Шрифт:
— Я…
Краска залила ее лицо. С первого дня ее влекло к нему, и теперь вроде бы не было причин скрывать это. Но достаточно ли одного желания? Не будет ли воспоминание об этом терзать ее долгие годы? Должно быть, он почувствовал ее нерешительность, и лицо его словно погасло. Он медленно запахнул ее рубашку и попытался встать.
— Рей, я…
Она не могла придумать, как объяснить ему, что еще никогда не была близка с мужчиной.
— Не беспокойся больше об этом, Джинни. Видимо, это случилось потому, что ты была совсем рядом и природа потребовала своего.
После таких слов ей хотелось разрыдаться, но она взяла себя в руки.
— Понимаю…
— Все в порядке! — сказал он, взглянув на свою руку, старательно забинтованную. — Ты хорошо вчера потрудилась, малышка.
Но ей были не нужны его похвалы. Она хотела… хотела… По правде сказать, она сама не знала, чего хотела.
— Я рада, — тихо проговорила она. — Прошлой ночью у тебя была лихорадка, тебя знобило, и я рискнула согреть тебя своим телом…
— Это очень помогло. А сейчас, я думаю, нам надо разжечь плитку и приготовить еду. Не знаю, как ты, а я страшно голоден.
Он вылез из шалаша, но она не последовала за ним. Конечно же, проснувшись и увидев ее рядом, он как нормальный мужчина захотел ее, и она как нормальная женщина ответила ему тем же. И все-таки, чем объяснить ее столь страстное влечение к нему?..
7
Они много прошли в этот день. И в этом была заслуга Рея. Джин несколько раз осматривала его рану. Было заметно, что она заживает. Рука все меньше беспокоила его, да и выглядел он вполне прилично.
День ничем не отличался от предыдущих. Джин так привыкла к своим обязанностям, словно выполняла их всю жизнь. Интересно, что она будет делать, когда они вновь вернутся к цивилизации? Эти мысли постоянно возникали в голове. Все удовольствия ее прежней жизни: бесконечные ланчи, шумные вечеринки, хождение по магазинам и даже путешествия казались теперь далекими и бессмысленными. Она понимала, что уже никогда не сможет быть прежней. Это путешествие в джунглях, борьба за жизнь больного индейского мальчика, болезнь Рея полностью изменили ее.
К вечеру они набрели на остатки индейской деревушки. Но Рей, желая наверстать время, упущенное накануне, решил не останавливаться на отдых.
Внезапно первые капли дождя упали с неба, и им ничего не оставалось, как поспешно забраться в одну из полуразвалившихся хижин. Здесь было сыро, неприятно пахло, но все-таки это было убежище.
Джин сбросила рюкзак на землю и покосилась на Рея. Он стоял рядом, и она всем своим существом чувствовала это.
— Почему индейцы покидают свои жилища? Ведь, должно быть, стоит огромных усилий расчистить такое большое пространство от леса и построить хижины? — заметила Джин.

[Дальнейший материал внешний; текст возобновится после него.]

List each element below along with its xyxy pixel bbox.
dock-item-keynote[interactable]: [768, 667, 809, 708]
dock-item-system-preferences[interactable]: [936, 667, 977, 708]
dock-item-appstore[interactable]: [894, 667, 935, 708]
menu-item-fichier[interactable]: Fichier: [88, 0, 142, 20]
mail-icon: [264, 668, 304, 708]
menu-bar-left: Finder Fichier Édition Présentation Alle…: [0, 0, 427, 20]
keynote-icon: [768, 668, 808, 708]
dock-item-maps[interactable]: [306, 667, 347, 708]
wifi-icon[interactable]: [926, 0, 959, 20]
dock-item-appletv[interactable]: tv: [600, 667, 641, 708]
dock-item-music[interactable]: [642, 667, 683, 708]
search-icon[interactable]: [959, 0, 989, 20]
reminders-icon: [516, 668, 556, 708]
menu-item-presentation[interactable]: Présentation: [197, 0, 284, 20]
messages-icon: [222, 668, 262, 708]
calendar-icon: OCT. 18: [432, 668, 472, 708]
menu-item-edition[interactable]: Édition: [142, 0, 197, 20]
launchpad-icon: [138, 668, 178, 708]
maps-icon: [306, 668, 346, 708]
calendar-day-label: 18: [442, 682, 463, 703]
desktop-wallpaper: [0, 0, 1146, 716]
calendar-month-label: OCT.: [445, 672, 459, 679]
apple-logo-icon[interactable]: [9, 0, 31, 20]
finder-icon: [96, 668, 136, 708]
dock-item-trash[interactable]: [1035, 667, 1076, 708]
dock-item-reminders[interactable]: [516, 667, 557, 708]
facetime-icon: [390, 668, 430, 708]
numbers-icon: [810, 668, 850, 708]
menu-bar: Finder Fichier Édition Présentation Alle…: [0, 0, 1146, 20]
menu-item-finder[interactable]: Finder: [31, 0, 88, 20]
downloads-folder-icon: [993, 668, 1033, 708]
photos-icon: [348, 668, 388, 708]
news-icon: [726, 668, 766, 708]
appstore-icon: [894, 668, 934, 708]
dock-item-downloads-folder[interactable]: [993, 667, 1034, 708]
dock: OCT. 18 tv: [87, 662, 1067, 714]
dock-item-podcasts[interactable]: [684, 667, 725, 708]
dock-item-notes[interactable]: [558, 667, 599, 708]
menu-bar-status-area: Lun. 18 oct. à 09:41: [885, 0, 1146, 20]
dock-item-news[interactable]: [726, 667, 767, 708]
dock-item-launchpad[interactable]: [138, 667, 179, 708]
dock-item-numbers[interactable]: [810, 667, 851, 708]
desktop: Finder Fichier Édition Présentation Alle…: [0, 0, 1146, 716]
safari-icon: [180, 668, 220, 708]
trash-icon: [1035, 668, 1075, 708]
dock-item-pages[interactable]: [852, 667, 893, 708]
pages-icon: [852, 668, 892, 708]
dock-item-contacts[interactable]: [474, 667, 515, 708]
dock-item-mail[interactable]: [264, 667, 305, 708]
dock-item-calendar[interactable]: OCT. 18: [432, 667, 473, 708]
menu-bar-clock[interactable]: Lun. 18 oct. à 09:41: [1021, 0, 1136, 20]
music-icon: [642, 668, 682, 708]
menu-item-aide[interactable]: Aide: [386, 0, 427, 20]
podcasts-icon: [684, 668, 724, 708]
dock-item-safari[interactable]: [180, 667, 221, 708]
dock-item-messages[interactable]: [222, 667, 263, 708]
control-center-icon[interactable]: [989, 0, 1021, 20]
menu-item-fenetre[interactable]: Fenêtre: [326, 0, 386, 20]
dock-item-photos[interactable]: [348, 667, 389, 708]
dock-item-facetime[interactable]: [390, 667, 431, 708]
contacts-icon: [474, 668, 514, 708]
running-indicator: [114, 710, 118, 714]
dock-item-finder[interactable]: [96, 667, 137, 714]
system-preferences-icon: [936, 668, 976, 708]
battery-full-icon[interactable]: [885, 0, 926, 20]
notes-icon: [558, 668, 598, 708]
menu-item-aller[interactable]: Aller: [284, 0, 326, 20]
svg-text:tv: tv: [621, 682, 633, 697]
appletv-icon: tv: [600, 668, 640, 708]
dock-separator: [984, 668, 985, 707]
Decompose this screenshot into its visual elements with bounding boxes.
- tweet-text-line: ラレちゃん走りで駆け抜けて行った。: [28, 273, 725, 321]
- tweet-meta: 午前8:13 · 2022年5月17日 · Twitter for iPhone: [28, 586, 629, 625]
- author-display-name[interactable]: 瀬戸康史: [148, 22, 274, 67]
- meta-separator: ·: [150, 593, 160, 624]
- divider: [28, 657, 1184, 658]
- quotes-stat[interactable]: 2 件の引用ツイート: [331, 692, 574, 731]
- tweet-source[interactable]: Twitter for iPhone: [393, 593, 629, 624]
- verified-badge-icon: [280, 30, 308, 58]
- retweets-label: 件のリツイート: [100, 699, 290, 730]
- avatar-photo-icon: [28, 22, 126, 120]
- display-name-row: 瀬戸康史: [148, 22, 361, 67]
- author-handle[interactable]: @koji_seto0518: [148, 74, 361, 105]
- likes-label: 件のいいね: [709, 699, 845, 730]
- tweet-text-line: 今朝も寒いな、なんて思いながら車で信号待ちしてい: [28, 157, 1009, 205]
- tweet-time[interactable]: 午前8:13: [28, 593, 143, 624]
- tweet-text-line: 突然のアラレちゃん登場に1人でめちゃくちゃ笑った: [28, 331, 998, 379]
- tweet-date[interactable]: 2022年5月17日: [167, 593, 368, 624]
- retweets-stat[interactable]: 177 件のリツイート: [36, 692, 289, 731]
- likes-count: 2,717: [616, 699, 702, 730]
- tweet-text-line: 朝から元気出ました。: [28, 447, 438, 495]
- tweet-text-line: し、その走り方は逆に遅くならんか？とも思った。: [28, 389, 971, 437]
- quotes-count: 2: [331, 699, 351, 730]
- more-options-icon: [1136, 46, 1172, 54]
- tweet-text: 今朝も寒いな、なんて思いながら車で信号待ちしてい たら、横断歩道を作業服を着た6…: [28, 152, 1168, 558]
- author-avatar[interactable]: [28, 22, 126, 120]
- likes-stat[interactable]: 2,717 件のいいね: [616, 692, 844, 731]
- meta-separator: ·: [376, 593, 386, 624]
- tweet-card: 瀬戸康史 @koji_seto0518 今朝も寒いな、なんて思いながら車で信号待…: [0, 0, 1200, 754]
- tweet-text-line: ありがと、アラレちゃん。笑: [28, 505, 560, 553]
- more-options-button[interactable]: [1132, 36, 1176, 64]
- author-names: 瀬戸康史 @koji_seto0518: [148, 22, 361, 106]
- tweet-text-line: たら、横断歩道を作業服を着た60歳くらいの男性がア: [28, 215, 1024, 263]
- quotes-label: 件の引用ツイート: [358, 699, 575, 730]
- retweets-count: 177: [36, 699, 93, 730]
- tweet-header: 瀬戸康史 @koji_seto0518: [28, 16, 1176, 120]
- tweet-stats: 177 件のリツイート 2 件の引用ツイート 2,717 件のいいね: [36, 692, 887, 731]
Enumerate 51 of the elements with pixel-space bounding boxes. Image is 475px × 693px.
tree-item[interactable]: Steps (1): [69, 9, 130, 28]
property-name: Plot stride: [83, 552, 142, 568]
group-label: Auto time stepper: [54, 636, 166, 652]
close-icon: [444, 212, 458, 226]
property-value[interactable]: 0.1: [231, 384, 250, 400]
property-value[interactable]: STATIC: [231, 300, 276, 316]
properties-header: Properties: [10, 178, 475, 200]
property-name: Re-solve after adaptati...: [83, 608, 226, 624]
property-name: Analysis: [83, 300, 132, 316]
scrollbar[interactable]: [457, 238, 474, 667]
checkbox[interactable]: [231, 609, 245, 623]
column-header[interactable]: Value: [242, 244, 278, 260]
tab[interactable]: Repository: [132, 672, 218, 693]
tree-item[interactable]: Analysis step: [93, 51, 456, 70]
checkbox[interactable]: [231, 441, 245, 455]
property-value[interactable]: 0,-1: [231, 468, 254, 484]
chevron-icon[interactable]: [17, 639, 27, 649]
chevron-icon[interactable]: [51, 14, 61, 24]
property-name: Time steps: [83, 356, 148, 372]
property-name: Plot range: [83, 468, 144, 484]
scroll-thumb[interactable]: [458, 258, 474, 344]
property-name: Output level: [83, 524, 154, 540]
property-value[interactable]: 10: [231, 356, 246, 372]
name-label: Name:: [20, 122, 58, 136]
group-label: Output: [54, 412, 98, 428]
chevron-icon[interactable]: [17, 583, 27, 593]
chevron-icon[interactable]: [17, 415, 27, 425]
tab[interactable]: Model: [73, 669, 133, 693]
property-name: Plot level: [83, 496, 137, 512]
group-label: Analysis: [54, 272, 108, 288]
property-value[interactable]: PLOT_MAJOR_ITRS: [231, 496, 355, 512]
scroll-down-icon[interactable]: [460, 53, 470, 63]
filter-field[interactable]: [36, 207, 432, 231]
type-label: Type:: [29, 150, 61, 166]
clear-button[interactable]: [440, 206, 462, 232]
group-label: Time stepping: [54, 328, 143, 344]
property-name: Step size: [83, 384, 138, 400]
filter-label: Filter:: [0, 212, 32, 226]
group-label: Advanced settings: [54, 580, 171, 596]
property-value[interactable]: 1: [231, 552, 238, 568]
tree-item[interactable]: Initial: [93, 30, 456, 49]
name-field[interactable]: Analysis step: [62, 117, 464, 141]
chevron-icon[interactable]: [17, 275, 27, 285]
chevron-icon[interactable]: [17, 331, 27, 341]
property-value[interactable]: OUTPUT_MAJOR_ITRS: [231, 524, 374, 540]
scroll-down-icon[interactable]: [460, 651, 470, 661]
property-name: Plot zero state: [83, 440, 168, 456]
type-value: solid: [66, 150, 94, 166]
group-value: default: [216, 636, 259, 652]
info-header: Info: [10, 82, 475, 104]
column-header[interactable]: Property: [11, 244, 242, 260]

Рей, прислонившись к косяку, смотрел на нее.
— Земля быстро истощается, если на ней постоянно выращивать одни и те же культуры. И поэтому им приходится кочевать, ища плодородные почвы. Они вырубают небольшие участки леса, сжигают его и пеплом удобряют землю. Но через пару лет вынуждены уходить с этой территории и начинать все сначала на новом месте.
— Да, жизнь у них нелегкая! Но почему они все еще живут здесь? Не проще ли обосноваться там, где легче существовать?
Рей взглянул на нее.
— Возможно, потому, что они привыкли к такой жизни и не хотят перемен. Бразилия — богатая страна, но далеко не всем живется здесь легко. Их существование тебе кажется ужасным в сравнении с твоим, Джинни, но индейцев оно вполне устраивает, они гордятся своим образом жизни.
— Почему ты стараешься заставить меня чувствовать себя виноватой в том, что я родилась богатой?
— Нет, преступен твой образ жизни, и в этом твоя вина. — Странно, сейчас он сказал то, над чем Джин думала в течение всего дня. Но ей не хотелось признавать его правоту.
— И ты хочешь, чтобы я поверила в то, что твоя жизнь безупречна и содержательна.
— Мне все равно, веришь ты или нет, дорогая. Завтра мы разбежимся в разные стороны, и все это останется в прошлом.
— И ты ни разу не вспомнишь обо мне?! — Она хрипло засмеялась, даже не стараясь скрыть, как тяжело ей это сознавать. — Очень хорошо, что я не приняла твое предложение сегодня утром! Одна ночь, то есть одно утро, — это не моя стихия.
— А что же твоя стихия? Давай, Джинни, расскажи.